Harrison's reputation is based on his life-size naturalistic figure sculpture. Woodcut prints are older than printing itself and began as the simplest sort of illustration. Hollows are cut in a block of wood, the remaining surface is inked, paper is pressed against it and the image is made.
In Harrison's woodcuts the wooden block is large enough to accommodate life-size images. The cutting of the blocks is decisive and bold. It defines the form and is able to convey shading so the bodies stand out against the dark backgrounds which retain the grain of the wood. A typical work shows two standing nude women. One is proud and assertive and stands tall; the other is diffident, even ashamed. She strongly resembles paintings of Eve cast out of Paradise.
Another work that refers to, but does not copy, painting is a full-length nude man laid out in a long narrow image. There is an obvious link to the famous, realistic Dead Christ by Hans Holbein, reinterpreted in a painting in Auckland Art Gallery by the late Tony Fomison. Harrison's work is a portrait with no nail holes nor wounds. Yet it is startling, a comment on life, art history and the nature of the medium.
The Print Council's show, Beyond the Frame, is untraditional since in many examples the conventional rectangle has been set aside in favour of freestanding work supported on dry branches, fan shapes, tubes, chairs, clothing and corrugated iron.

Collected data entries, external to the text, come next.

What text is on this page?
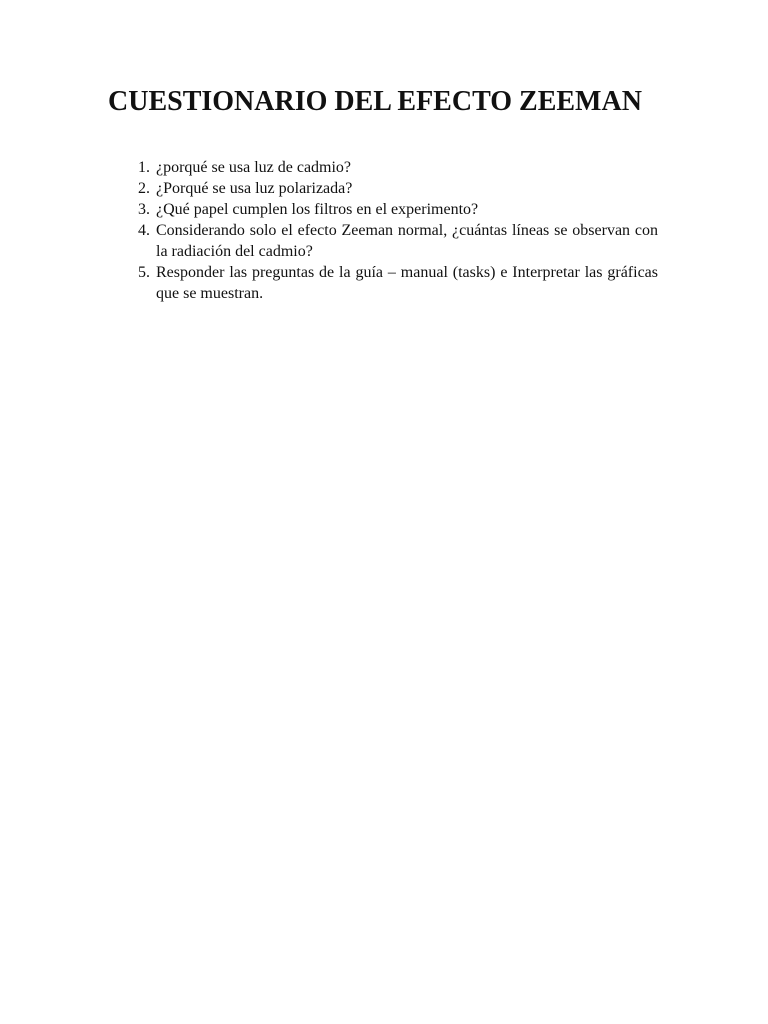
CUESTIONARIO DEL EFECTO ZEEMAN
1. ¿porqué se usa luz de cadmio?
2. ¿Porqué se usa luz polarizada?
3. ¿Qué papel cumplen los filtros en el experimento?
4. Considerando solo el efecto Zeeman normal, ¿cuántas líneas se observan con la radiación del cadmio?
5. Responder las preguntas de la guía – manual (tasks) e Interpretar las gráficas que se muestran.
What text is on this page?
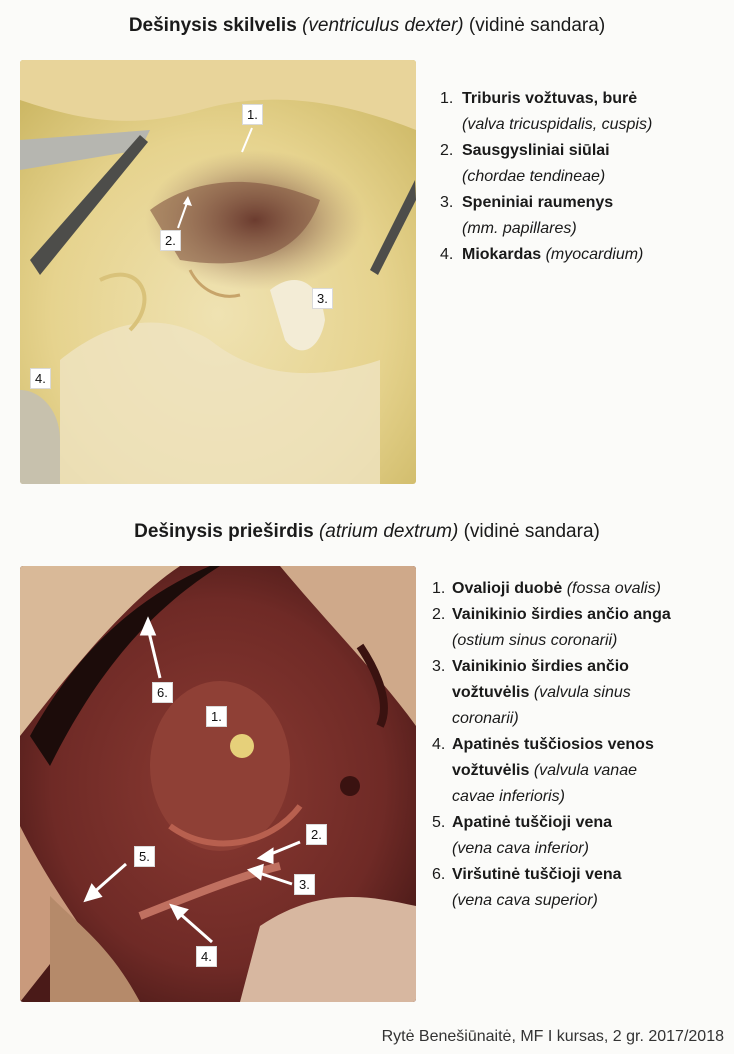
Dešinysis skilvelis (ventriculus dexter) (vidinė sandara)
1.
2.
3.
4.
1. Triburis vožtuvas, burė
(valva tricuspidalis, cuspis)
2. Sausgysliniai siūlai
(chordae tendineae)
3. Speniniai raumenys
(mm. papillares)
4. Miokardas (myocardium)
Dešinysis prieširdis (atrium dextrum) (vidinė sandara)
1.
2.
3.
4.
5.
6.
1. Ovalioji duobė (fossa ovalis)
2. Vainikinio širdies ančio anga
(ostium sinus coronarii)
3. Vainikinio širdies ančio
vožtuvėlis (valvula sinus
coronarii)
4. Apatinės tuščiosios venos
vožtuvėlis (valvula vanae
cavae inferioris)
5. Apatinė tuščioji vena
(vena cava inferior)
6. Viršutinė tuščioji vena
(vena cava superior)
Rytė Benešiūnaitė, MF I kursas, 2 gr. 2017/2018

Everywhere we can see the effort to explore new possibilities. Woodcuts by Irene Keckes are even larger than those in the foyer. They are abstract and focus on the process of gouging the wood and the relationship between art and craft. Maria Lambert wraps woodcuts and etchings around chairs, whose complex imagery is a metaphor for our modern lives. Others position their prints on cardboard tubes or, in the case of Jeff Thomson, guttering.
Nearly two dozen artists are involved in these explorations and the work is highly individual, supplemented by a helpful catalogue from Robin Woodward.
The exhibition by Glen Wolfgramm at Orexart contains an innovation. The artist has retained his established style but has added vivid colour, giving every painting a different atmosphere.
His early paintings were black and white, evoking the rush and swoop of traffic and powerlines in the constant movement of the city. In this show the nearest visions to that time are the multi-coloured Amok with deep perspectives and Alter, which has a panorama at its heart.
Now there are variants like Creeper, which is green and pastoral, as well as Core, which has a fiery red background. The variations make for a fine show.